According to Wikipedia, Sexting is the act of sending sexually explicit messages or photographs, primarily between mobile phones. The word is a fusionof sex and texting, where the latter is meant in the wide sense of sending a text possibly with images.

In a 2008 survey of 1,280 teenagers and young adults of both sexes on Cosmogirl.com sponsored by The National Campaign to Prevent Teen and Unplanned Pregnancy, 20% of teens (13-19) and 33% of young adults (20-26) had sent nude or semi-nude photographs of themselves electronically. Additionally, 39% of teens and 59% of young adults had sent sexually explicit text messages.A 2009 UK survey of 2,094 teens aged 11 to 18 found that 38% had received an “offensive or distressing” sexual image via text or email.

We live in a fast food culture. This is reflected in our media. Facebook, iPhones, twitter are ways we keep in contact with each other. Our tweens & teens are growing up in a digital era.  The court cases world-wide have prompted law makers in different states to pass laws that aim to protect our youth.

Thanks to YouTube, the proactive campaign by the Ohio Commission is available to anyone who has access to the internet. Maybe if we can educate our youth that what they send on their phones, what they put up on their facebook profiles can come back to haunt them. The taunting and teasing that many youth deal with can be daunting when faced with a forwarded email or compromising pictures.

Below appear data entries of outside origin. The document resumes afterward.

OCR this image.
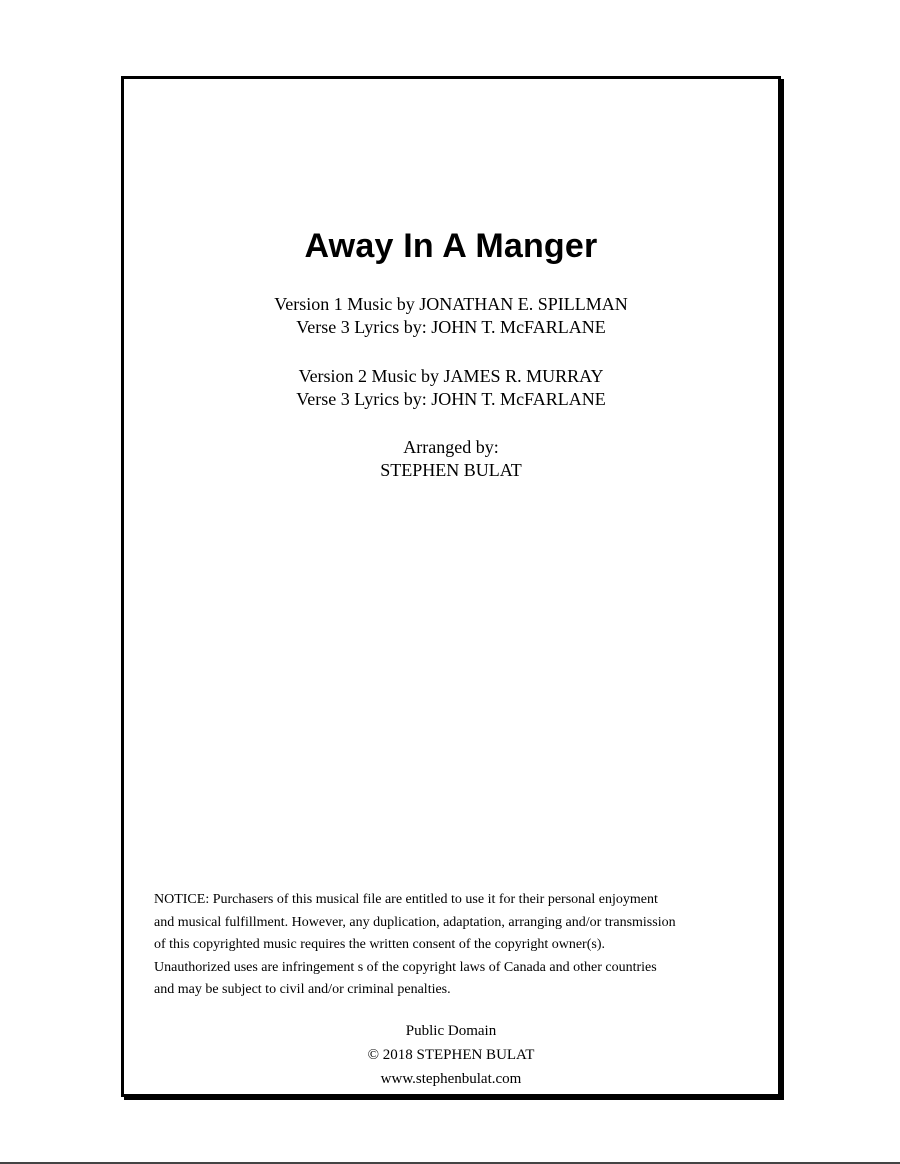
Away In A Manger
Version 1 Music by JONATHAN E. SPILLMAN
Verse 3 Lyrics by: JOHN T. McFARLANE
Version 2 Music by JAMES R. MURRAY
Verse 3 Lyrics by: JOHN T. McFARLANE
Arranged by:
STEPHEN BULAT
NOTICE: Purchasers of this musical file are entitled to use it for their personal enjoyment
and musical fulfillment. However, any duplication, adaptation, arranging and/or transmission
of this copyrighted music requires the written consent of the copyright owner(s).
Unauthorized uses are infringement s of the copyright laws of Canada and other countries
and may be subject to civil and/or criminal penalties.
Public Domain
© 2018 STEPHEN BULAT
www.stephenbulat.com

  • Don’t put anything on the internet  or send texts that you don’t want your grand parents or your 8-year-old sister to see. Pictures of  you engaged in drunken debauchery or scantily clad can affect your reputation now & affect your future when applying for work.
  • Double check your privacy settings on face book and other social media sites. Whenever the sites get updated use the opportunity to check your settings.
  • Don’t give out personal information such as full name, address, telephone number, social security number, names of family members
  • Don’t Talk to Strangers. With the growth of online dating sites and facebook, this is one of the difficult ones to stick to. When meeting someone online, it is hard to know if this person is a predator or someone normal.
  • Don’t trust everything you see online.

Children of The Street Society has a campaign called Predator Watch right now. I am hoping to book one of their representatives on the show to talk about their campaign and some of the perils that face youth today.